Bette Midler accepted the award for best performance by an actress in a leading role in a musical for “Hello, Dolly!” today.

NEW YORK >> Five memorable moments from the 2017 Tony Awards:

DON’T MESS WITH BETTE: It takes real bravado to even attempt to shoo off Bette Midler when she’s winning her first competitive Tony. Producers tried on Sunday — and failed miserably. The Divine Miss M, who won best actress for “Hello, Dolly!” was not going to be denied and signaled she was in a feisty mood early: “I’d like to thank all the Tony voters — many of whom I’ve actually dated,” she joked. When the orchestra tried to goose her along with swelling instruments, Midler was not having it. “Shut that crap off!” she said. The orchestra went wisely silent.

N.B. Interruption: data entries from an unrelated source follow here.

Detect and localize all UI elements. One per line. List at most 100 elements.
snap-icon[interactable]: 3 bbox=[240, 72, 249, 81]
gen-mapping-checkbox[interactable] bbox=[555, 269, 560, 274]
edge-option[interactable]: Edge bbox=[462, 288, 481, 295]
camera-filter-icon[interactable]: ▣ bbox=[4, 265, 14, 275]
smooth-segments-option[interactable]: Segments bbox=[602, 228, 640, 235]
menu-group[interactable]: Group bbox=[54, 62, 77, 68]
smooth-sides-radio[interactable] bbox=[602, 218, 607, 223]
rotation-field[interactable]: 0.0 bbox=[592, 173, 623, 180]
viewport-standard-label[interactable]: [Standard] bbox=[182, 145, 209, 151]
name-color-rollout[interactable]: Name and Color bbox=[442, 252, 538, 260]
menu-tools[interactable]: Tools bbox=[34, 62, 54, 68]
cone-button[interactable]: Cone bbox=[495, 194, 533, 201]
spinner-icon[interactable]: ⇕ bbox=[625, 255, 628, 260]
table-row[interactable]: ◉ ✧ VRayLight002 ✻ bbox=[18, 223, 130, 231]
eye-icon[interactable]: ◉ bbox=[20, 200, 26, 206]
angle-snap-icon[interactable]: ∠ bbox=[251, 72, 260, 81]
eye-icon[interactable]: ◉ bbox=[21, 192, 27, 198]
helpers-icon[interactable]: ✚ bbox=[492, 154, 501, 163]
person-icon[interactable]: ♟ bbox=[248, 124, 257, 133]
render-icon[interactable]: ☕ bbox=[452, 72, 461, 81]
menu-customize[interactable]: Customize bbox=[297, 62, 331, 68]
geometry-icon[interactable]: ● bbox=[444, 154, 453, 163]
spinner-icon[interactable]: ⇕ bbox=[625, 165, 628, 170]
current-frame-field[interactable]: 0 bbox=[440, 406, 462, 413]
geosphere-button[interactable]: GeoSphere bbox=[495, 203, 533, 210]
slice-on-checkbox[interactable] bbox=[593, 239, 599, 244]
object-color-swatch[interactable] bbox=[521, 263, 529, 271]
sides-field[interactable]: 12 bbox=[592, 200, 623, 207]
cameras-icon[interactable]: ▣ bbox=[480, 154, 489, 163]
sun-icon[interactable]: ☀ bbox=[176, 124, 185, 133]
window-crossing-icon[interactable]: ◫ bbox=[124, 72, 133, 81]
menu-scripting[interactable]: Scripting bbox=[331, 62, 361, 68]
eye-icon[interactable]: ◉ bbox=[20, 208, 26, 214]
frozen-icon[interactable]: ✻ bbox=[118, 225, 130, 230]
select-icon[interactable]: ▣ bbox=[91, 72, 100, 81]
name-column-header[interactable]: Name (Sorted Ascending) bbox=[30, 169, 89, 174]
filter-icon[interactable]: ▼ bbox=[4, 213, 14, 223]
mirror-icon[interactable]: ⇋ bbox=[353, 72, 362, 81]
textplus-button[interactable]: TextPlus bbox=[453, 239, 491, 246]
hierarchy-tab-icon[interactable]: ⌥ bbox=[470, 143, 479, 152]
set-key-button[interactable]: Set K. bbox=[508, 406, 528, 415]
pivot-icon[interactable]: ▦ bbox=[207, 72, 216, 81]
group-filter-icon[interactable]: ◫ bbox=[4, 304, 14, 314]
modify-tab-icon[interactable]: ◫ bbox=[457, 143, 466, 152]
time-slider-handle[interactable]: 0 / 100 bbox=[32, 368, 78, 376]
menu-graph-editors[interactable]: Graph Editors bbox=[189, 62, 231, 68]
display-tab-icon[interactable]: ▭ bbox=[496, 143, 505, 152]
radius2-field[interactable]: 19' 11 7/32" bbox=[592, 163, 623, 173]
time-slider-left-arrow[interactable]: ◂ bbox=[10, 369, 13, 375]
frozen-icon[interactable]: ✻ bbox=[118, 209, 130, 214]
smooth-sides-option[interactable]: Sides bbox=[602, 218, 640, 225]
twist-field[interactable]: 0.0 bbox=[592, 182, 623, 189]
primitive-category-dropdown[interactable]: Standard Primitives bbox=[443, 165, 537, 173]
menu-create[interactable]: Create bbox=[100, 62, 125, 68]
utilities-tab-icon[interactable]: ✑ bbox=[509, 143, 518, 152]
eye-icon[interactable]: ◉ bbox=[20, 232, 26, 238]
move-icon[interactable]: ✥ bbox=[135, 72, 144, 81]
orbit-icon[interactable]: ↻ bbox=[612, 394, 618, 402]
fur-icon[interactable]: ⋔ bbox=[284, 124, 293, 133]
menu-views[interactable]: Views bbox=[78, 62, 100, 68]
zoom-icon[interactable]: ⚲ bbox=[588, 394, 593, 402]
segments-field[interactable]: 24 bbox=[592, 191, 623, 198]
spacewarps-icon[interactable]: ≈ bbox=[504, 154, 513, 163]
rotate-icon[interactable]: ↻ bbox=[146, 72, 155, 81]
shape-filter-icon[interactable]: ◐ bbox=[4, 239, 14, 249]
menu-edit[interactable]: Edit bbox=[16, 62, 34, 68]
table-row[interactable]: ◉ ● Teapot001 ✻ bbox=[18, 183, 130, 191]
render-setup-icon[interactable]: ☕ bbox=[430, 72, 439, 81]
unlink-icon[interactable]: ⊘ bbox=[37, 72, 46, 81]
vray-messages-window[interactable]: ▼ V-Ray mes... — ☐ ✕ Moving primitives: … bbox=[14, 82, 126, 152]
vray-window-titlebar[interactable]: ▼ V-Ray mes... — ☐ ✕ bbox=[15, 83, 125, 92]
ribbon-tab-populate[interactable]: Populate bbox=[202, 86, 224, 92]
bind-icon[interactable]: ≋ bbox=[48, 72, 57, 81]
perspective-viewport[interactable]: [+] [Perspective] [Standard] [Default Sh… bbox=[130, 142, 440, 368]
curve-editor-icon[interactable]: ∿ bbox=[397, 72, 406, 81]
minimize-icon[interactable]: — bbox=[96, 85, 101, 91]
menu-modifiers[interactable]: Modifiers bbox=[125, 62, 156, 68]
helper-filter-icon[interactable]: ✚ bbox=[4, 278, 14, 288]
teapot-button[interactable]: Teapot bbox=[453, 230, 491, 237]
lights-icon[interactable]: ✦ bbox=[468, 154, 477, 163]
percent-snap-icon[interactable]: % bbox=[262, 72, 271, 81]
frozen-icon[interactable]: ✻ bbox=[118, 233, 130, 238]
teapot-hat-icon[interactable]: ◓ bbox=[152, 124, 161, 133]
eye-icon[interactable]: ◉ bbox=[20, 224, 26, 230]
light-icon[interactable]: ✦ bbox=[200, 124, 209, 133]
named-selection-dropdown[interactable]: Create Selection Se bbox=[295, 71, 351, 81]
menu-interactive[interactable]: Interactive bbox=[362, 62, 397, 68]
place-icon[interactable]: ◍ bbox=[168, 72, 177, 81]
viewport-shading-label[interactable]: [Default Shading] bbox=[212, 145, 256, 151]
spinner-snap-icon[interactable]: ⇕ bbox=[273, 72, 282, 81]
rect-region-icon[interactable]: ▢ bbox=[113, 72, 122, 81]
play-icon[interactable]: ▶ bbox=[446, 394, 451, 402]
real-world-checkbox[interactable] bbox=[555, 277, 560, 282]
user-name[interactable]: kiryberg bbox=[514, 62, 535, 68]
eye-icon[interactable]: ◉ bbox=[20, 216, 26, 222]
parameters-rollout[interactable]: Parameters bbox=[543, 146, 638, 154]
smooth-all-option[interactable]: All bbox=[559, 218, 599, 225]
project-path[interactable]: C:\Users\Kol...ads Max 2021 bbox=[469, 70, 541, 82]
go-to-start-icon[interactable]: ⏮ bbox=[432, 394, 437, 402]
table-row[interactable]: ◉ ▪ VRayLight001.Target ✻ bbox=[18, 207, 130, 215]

TWO PRESIDENTS: Host Kevin Spacey managed to portray two U.S. leaders in one telecast — former president Bill Clinton and Frank Underwood, the fictional president he plays on Netflix’s political thriller “House of Cards.” His Clinton joked about food and his wife’s email problems, while his fictional one — accompanied by fictional wife Claire Underwood (Robin Wright) — admitted he wanted to leave before Midler started to thank anyone else.

NO TECHNICAL SNAFUS: There were none of the technical or human accidents during the telecast — at least any non-Midler-related — that have marred previous awards shows, including the wrong winner announced at this year’s Oscars and sound issues at the Grammys. Spacey talked about the show’s accountants and said: “You guys do not have to worry about them tonight, at all.”

THE PERIL OF LEADING: After the Tony nominations in May, the smart money must have been on “Natasha, Pierre & the Great Comet of 1812,” which had snapped up a leading 12 nods and looked strong in every category. But a month later, that show was singing the blues. The musical, lifted from Leo Tolstoy’s “War and Peace,” won just two technical awards on Sunday.

WHERE’S THE DIVERSITY?: A year after everyone on Broadway was proud to point to the diversity of the winners, a long list of white men and women walked up to collect their trophies. No person of color won an acting award, though some of the acting categories featured a diverse list of nominees. Some non-white nominees, like set designer Mimi Lien and orchestrator Alex Lacamoire, won trophies, and the cast of “Jitney” — mostly African-American — helped it win the revival Tony. But might we start seeing #TonysSoWhite?